The Indian Contract Act, provides for circumstances where the contractual parties are no longer able to perform their contractual obligations, or, when a party is prevented from or is unable to perform its part of the obligations due to events beyond their control.
Events such as the recent crisis of coronavirus pandemic are generally covered under a force majeure clause absolving a non-performing party from incurring any liability. In case such a clause does not feature in the contract, parties will have to rely on Doctrine of frustration of contract.
When does a contract become frustrated?
Parties to a contract are free to agree on their own rights and obligations and as a general rule, a party that breaches a contract, on its own volition, is liable to compensate the non-breaching party. However, problems occur when external occurrences or events render the contract unlawful or impossible to perform.
When a major unforeseen event beyond the control of a party prevents it from discharging its contractual obligations, the contract is said to have been frustrated. What is required for the contract to become frustrated is impossibility or impracticability to perform. Courts have held that difficulties in performing the contract or failure of third parties from performing their obligations does not render the contract frustrated.
In general, if the event makes it impossible or impracticable for a party to perform its contractual obligations, this is likely to frustrate the contract. The difficulty to perform must be a physical difficulty such as change in law, death/incapacity or any such subsequent change in circumstances that has rendered the contract impossible to perform.
Frustration should not be self-induced and should arise without blame or fault on either side. Doctrine of Frustration of contract cannot be invoked, however, if a party, on its own, decides to refrain from performing the contractual obligations, or, if the party is negligent, or, if the party that invokes frustration had anticipated the occurrence of the event.
What happens if a contract becomes frustrated?
When a contract is frustrated, it is essentially cancelled and neither party needs to do anything more for the other. Parties are excused from performing any further obligations under the contract. There is no need to pay any sums set out in the contract and any payments have already been made but not used, a refund or partial refund may be obtainable.

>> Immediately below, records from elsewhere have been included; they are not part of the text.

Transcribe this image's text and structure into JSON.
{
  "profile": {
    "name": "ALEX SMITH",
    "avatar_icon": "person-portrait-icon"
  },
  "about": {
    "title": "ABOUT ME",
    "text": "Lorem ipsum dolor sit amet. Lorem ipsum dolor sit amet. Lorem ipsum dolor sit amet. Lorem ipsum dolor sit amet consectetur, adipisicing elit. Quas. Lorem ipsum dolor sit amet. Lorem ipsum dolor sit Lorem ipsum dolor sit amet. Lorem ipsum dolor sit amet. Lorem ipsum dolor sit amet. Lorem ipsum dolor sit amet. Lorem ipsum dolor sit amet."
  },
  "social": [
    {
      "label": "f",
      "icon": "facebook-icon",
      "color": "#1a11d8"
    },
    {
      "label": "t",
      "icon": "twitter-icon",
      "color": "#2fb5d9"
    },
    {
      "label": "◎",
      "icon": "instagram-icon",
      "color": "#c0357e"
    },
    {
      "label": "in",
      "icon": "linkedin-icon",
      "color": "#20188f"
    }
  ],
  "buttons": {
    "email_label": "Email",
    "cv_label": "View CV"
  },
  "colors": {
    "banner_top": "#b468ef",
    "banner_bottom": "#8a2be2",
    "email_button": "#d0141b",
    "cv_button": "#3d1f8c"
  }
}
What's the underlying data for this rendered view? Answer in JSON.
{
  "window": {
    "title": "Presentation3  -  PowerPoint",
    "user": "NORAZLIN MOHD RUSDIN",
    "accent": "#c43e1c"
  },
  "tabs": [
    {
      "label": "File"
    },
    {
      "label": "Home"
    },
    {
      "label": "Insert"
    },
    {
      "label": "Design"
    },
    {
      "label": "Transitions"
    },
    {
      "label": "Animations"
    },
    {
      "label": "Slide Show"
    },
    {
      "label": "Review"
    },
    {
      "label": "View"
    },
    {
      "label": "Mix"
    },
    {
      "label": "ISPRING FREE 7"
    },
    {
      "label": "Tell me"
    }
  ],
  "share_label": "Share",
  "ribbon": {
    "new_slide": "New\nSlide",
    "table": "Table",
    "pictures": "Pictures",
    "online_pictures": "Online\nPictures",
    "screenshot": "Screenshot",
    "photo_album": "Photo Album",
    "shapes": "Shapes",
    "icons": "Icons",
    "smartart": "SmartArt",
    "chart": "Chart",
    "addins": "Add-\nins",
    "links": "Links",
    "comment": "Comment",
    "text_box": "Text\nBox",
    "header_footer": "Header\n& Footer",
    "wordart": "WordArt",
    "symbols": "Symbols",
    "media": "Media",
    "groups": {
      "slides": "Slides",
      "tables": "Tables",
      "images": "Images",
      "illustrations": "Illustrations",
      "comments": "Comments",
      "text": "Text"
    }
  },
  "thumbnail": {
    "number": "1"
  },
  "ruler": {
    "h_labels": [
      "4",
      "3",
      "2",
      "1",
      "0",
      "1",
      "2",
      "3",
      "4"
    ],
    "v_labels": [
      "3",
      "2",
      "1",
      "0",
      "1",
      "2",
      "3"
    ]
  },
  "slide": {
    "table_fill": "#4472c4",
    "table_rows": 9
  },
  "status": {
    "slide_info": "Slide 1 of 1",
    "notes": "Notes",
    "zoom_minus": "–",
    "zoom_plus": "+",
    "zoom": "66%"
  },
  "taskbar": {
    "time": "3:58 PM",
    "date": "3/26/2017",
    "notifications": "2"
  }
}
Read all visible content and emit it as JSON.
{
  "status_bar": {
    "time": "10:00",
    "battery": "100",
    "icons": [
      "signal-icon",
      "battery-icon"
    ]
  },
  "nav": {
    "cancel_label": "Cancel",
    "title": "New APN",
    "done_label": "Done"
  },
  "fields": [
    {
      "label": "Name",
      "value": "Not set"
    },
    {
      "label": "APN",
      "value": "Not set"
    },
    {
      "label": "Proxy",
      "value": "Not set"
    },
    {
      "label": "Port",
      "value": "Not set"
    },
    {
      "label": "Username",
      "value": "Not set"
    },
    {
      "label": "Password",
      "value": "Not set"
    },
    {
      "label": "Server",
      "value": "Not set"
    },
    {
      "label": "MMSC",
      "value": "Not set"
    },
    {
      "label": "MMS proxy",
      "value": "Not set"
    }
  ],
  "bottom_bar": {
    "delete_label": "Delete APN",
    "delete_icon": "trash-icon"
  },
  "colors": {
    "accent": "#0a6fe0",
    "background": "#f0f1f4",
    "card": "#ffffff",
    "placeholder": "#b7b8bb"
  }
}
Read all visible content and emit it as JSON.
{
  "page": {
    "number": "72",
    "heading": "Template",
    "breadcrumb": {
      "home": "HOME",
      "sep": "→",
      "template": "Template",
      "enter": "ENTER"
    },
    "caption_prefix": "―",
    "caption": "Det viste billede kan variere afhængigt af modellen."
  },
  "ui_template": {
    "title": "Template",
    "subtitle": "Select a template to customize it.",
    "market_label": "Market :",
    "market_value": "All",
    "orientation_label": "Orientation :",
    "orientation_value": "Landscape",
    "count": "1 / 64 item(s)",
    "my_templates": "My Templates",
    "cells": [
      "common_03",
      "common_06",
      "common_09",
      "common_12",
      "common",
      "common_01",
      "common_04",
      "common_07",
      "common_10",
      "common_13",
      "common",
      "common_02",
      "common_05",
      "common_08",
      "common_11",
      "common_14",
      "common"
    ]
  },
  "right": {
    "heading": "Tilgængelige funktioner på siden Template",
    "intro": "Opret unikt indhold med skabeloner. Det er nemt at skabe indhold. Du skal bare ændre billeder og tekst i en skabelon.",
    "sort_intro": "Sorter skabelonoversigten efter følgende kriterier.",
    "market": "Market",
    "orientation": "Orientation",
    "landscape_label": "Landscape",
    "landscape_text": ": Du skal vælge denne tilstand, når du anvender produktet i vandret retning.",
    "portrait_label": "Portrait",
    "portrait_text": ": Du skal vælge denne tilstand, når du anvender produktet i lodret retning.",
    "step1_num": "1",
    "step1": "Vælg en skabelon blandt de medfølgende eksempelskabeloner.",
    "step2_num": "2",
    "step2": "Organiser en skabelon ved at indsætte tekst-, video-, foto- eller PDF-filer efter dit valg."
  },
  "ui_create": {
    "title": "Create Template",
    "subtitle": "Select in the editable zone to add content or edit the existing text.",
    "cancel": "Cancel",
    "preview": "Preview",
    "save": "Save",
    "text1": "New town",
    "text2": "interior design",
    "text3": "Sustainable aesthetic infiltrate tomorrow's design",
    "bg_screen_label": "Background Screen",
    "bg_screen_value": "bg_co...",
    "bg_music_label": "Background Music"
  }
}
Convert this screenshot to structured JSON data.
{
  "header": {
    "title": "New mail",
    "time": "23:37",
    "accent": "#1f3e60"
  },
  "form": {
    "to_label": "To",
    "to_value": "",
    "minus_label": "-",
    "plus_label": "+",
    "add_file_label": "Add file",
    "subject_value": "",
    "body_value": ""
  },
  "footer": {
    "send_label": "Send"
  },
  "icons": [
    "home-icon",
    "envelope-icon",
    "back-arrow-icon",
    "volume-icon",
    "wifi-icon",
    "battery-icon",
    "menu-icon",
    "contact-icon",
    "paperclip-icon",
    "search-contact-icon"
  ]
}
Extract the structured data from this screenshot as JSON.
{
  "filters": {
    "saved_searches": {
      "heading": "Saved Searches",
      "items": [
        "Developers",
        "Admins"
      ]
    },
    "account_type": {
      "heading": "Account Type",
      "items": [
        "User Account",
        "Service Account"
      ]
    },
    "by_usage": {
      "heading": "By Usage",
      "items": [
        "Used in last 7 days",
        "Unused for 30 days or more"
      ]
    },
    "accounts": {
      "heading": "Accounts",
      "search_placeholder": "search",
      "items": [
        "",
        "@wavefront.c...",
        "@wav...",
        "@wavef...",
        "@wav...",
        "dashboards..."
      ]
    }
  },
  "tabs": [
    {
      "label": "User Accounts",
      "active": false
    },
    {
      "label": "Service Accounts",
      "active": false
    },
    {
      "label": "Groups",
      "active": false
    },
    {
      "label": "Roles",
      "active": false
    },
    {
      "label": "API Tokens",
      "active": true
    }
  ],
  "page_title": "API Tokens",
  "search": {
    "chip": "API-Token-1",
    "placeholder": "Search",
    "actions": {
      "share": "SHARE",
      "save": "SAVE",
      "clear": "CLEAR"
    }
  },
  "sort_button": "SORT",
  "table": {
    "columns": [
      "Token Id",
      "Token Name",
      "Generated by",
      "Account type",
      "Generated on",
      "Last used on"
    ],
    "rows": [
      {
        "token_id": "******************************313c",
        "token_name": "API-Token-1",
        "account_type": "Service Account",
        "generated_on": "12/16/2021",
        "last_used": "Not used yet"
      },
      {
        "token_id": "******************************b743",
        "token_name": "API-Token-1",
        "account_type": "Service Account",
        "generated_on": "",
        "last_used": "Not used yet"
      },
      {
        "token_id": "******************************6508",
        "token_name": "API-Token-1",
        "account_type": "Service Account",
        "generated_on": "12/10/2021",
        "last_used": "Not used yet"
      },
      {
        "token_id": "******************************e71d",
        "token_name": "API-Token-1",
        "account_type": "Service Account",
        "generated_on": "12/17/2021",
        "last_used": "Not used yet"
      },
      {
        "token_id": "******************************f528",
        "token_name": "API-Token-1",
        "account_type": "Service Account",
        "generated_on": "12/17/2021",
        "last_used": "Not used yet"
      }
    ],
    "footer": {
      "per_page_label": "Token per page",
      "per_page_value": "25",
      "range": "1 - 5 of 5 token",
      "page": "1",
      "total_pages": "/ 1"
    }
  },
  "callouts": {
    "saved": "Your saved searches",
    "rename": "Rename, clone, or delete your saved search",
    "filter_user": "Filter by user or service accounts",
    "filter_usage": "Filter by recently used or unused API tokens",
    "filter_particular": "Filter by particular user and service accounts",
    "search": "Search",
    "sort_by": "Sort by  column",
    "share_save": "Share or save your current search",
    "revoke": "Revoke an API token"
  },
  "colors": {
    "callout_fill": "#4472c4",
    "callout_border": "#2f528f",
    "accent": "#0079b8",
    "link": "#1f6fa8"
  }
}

How is frustration different from force majeure?
Force majeure can only be invoked if a force majeure clause is included in your contract. Doctrine of frustration can be invoked, by claiming that the contract has been frustrated and has become impossible to perform, even if there is no force majeure clause in your contract.
Since Section 56 of the Indian Contract Act does not define specific triggering events, there is more scope to argue that a certain event has frustrated the contract, than could be argued pursuant to a conservatively drafted force majeure clause.